In the same article, Khan laments the coming mythical wave of "Islamophobia" -- a wave that has never manifested despite endless claims by Islamism's apologists. As he put it:
... this episode will once again provide fodder for talk shows and websites, which exploit such isolated events to ratchet up Islamophobia.
He continues:
Americans must not allow this isolated event to fall back on stereotypes about Islam and resuscitate the prejudices that all of us have worked so hard to curb.

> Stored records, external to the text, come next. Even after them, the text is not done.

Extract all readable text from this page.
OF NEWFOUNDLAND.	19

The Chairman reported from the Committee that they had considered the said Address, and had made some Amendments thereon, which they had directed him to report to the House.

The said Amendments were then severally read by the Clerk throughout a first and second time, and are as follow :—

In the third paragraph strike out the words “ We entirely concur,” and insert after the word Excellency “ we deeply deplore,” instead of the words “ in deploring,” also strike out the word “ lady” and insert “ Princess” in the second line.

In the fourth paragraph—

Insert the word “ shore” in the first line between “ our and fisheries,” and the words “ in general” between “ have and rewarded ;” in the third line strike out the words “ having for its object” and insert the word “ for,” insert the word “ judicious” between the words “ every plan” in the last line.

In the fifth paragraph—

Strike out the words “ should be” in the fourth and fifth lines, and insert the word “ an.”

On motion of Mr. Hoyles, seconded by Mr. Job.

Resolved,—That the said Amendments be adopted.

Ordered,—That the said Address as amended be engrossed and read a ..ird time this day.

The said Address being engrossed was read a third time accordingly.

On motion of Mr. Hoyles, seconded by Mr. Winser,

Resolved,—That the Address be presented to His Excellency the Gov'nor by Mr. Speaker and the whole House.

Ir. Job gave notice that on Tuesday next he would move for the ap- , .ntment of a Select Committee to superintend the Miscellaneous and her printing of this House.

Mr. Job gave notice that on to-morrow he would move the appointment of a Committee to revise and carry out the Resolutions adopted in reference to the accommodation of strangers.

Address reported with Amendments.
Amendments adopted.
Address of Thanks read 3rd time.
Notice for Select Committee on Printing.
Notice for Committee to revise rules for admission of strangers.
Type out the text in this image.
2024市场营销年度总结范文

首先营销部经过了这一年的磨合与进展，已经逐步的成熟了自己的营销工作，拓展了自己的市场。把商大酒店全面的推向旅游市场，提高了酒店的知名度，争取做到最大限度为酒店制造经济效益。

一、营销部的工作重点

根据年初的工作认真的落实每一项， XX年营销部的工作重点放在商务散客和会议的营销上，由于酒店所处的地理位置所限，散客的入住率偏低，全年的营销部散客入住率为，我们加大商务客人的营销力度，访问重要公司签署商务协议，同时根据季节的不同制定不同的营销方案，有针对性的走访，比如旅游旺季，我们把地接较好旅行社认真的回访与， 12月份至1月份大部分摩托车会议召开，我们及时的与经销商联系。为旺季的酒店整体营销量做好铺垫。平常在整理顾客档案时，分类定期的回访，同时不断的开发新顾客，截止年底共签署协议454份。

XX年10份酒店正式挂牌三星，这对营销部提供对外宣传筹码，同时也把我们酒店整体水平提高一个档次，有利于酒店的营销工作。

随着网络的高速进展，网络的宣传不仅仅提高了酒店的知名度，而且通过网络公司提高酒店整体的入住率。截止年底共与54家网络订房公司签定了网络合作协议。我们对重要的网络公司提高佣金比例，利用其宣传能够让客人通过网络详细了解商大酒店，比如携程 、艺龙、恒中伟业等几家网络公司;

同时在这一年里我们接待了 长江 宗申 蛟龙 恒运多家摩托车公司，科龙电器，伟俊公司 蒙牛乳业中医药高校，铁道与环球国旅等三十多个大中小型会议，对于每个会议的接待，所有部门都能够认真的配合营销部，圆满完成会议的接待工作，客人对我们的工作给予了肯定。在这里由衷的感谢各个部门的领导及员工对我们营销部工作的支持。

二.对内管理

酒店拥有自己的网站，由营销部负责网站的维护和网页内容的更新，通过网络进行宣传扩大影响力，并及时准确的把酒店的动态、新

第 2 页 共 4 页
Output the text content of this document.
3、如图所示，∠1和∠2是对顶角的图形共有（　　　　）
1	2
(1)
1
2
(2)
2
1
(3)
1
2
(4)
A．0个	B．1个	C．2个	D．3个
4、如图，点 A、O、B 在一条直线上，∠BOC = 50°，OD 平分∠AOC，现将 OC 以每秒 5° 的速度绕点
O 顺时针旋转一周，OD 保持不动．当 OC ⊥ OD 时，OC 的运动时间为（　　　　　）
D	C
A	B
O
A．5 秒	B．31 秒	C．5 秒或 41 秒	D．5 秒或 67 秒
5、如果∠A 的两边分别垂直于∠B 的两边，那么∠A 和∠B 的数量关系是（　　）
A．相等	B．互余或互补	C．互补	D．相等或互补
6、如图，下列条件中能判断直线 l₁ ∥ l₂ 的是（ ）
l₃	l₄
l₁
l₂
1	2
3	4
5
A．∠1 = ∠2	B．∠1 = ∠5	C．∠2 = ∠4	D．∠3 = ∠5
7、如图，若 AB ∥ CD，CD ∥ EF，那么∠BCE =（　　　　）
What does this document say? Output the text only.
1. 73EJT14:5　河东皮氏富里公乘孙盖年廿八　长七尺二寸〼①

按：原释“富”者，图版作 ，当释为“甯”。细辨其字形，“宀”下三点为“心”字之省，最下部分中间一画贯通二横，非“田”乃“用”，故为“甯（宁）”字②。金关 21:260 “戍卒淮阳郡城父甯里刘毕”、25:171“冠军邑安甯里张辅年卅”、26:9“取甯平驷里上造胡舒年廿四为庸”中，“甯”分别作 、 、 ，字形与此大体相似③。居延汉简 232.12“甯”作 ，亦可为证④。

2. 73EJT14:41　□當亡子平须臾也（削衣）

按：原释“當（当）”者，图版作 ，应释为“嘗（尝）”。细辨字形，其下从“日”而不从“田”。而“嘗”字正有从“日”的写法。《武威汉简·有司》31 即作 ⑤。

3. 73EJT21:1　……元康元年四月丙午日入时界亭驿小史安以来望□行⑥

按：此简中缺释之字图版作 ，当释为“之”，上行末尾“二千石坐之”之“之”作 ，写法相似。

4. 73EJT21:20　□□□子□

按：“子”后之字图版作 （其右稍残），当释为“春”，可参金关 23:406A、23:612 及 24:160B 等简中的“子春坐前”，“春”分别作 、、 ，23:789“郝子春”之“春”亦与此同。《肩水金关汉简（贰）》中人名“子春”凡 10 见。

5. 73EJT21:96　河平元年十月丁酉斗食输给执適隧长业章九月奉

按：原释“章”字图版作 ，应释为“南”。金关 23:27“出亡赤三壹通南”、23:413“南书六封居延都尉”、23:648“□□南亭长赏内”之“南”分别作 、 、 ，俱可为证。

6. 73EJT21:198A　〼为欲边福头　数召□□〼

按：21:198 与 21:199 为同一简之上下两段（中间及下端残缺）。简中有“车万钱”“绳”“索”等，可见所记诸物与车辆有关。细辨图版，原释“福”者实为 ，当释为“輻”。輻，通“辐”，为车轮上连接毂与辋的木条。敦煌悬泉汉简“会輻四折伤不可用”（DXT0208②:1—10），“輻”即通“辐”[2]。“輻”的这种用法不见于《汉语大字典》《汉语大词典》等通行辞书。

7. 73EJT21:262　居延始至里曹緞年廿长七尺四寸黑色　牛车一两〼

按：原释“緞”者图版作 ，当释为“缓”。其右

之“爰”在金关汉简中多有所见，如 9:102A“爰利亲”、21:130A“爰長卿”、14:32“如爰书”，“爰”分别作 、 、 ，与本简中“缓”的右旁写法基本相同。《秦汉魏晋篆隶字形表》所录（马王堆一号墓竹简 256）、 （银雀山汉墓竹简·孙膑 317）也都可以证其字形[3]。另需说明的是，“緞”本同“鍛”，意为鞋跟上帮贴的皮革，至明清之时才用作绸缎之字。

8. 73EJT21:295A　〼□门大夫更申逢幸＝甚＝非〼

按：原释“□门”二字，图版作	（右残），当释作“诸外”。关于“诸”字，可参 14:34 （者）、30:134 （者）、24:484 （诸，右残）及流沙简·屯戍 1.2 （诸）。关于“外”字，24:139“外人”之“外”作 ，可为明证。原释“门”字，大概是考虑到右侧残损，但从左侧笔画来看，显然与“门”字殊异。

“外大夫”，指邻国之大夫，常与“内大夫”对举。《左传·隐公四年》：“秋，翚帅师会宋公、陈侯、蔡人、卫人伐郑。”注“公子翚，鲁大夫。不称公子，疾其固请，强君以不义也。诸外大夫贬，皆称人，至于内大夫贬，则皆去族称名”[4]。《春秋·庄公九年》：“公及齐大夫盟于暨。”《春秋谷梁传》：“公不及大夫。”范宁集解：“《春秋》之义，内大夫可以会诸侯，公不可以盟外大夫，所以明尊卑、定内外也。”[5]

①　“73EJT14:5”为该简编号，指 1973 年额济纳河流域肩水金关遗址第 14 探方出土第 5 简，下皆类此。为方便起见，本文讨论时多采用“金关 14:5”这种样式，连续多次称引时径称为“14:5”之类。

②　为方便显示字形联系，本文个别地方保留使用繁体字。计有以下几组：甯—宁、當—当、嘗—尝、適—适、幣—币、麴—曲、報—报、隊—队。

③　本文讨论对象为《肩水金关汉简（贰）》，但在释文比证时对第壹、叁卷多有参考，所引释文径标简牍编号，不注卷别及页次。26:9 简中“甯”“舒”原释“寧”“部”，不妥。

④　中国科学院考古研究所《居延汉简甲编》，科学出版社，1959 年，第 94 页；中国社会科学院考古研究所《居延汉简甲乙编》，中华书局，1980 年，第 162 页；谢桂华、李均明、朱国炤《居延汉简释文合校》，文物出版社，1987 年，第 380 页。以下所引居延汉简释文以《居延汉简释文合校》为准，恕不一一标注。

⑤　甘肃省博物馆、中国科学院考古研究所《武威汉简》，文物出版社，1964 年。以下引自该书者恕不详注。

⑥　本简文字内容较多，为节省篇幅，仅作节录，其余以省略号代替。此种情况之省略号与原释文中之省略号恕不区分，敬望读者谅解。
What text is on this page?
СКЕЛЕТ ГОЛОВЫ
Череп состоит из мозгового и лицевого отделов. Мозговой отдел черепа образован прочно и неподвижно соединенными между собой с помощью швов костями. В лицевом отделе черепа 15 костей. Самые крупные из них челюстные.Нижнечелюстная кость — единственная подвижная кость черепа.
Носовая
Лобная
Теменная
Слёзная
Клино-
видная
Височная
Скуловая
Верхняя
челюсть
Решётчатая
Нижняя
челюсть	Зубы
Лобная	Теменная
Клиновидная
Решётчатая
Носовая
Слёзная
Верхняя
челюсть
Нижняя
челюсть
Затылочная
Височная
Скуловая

It's ironic that Khan would decry prejudice when he himself refused to share an academic panel at the University of Delaware with IDF veteran and Campus Watch adjunct scholar Asaf Romirowsky in October, 2007. Khan made various excuses for his bigotry, but none of them held up, and as a result of his actions, Romirowsky was uninvited from the panel. (Khan, in an act beyond parody, was later awarded a sizable State Department grant to "initiate a dialogue on religion and politics.") Yet Khan would deign to lecture the American public about imaginary "Islamophobia" and counsel Muslims "to share the message of peace, tolerance and pluralism" in the wake of the Fort Hood attack. He might want to take his own advice.
Despite these efforts at dissemblance, the facts in the Hasan case speak clearly to a jihadist agenda. Americans rightly concerned about the culture of political correctness and willful blindness towards Islamist ideology that has infected the U.S. military, intelligence agencies, and so many other institutions need only look to the denizens of the Ivory Tower for an explanation. Instead of explaining events like the Fort Hood shooting to the American public, all too often Middle East studies academics refuse to state the obvious and choose to obfuscate rather than clarify the events at hand. The rush to judgment against those who express valid concerns about Islamism only adds to the self-censorship that was in large part responsible for allowing Hasan to remain in the military and murder his fellow soldiers in cold blood.